In its 1941 and 1942 returns petitioner also sought to deduct net operating loss carryovers for the years 1939 and*186 1940. The pertinent provisions of the Internal Revenue Code are set forth below. 3

We have already pointed out that prior to February 3, 1940 petitioner was not engaged in carrying on any trade or business and that its expenditures prior to that date were personal, family or living expenses of its stockholders, which were not allowable deductions by reason of section 24 (a) of the Code, supra. It follows that for the taxable year 1939 and for that part of 1940 prior to February 3, petitioner had no deductions allowed by Chapter 1 of the Code, except the deductions for 1939 and 1940 taxes which respondent allowed in the notice of deficiency. Therefore, except for the taxes allowed by respondent, petitioner, *187 in its 1941 and 1942 returns can not include in the computation of net operating loss carry-overs for 1939 and 1940 any part of its expenses in 1939 and any part of its expenses paid or incurred prior to February 3, 1940. Only those expenses paid or incurred after that date and found by us to have been ordinary and necessary business expenses may be included in the computation of the net operating loss carry-over for 1940.

The petition in this cause alleges that, with respect to the calendar year 1941 respondent erroneously disallowed the deduction of a loss of $122.70 sustained on the sale of certain depreciable property. Inasmuch as petitioner has not pursued the point at the hearing or on brief, we must assume that petitioner has abandoned the point and we must sustain respondent's disallowance.

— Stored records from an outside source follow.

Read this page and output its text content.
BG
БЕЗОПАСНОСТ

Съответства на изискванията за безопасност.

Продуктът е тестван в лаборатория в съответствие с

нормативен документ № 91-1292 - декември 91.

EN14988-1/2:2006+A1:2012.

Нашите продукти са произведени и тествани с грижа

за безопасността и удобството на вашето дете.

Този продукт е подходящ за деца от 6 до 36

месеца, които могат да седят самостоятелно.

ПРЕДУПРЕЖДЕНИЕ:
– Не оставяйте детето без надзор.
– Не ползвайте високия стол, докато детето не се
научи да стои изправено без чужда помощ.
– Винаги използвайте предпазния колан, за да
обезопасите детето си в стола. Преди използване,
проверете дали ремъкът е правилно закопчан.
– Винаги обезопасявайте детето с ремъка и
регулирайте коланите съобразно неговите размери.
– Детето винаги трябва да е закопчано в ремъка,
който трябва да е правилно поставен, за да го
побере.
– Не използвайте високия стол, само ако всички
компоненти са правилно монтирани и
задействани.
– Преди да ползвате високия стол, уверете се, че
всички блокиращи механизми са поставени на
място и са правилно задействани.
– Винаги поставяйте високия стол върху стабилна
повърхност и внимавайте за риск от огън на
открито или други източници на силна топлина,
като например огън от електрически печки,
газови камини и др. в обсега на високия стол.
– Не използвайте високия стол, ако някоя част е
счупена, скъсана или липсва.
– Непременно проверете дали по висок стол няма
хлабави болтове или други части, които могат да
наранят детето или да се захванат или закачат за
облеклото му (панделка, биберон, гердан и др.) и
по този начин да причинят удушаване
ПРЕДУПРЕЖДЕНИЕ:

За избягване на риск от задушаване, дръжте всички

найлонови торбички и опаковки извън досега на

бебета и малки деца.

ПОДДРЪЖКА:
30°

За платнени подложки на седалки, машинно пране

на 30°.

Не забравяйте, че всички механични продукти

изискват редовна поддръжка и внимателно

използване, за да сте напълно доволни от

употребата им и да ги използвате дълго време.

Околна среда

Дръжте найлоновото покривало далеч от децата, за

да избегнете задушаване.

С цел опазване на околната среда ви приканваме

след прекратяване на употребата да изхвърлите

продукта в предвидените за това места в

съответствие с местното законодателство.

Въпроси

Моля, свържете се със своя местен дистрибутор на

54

Decision will be entered under Rule 50.


Footnotes

  • 1. SEC. 23. DEDUCTIONS FROM GROSS INCOME. In computing net income there shall be allowed as deductions:

    (a) Expenses. -

    (1) Trade or Business Expenses. -

    (A) In General. - All the ordinary and necessary expenses paid or incurred during the taxable year in carrying on any trade or business, including a reasonable allowance for salaries or other compensation for personal services actually rendered, * * *.

    REGULATIONS 103:

    SEC. 19.23(a)-1. Business expenses. - Business expenses deductible from gross income include the ordinary and necessary expenditures directly connected with or pertaining to the taxpayer's trade or business, except the classes of items which are deductible under sections 23 (b) to 23 (s) inclusive, and the regulations thereunder. * * *

    REGULATIONS 111:

    SEC. 29.23(a)-1. Business expenses. - Business expense deductible from gross income include the ordinary and necessary expenditures directly connected with or pertaining to the taxpayer's trade or business, except the classes of items which are deductible under sections 23 (b) to 23 (z). inclusive, and the regulations thereunder. * * *

  • 2. SEC. 24. ITEMS NOT DEDUCTIBLE.

    (a) General Rule. - In computing net income no deduction shall in any case be allowed in respect of -

    (1) Personal, living, or family expenses;

    * * * * *

  • 3. SEC. 23. Deductions from Gross Income. In computing net income there shall be allowed as deductions:

    * * * * *

    (S) Net Operating Loss Deduction. - For any taxable year beginning after December 31, 1939, the net operating loss deduction computed under section 122.

    * * * * *

    SEC. 122. Net Operating Loss Deduction.

    (a) Definition of Net Operating Loss. - As used in this section the term "net operating loss" means the excess of the deductions allowed * * *.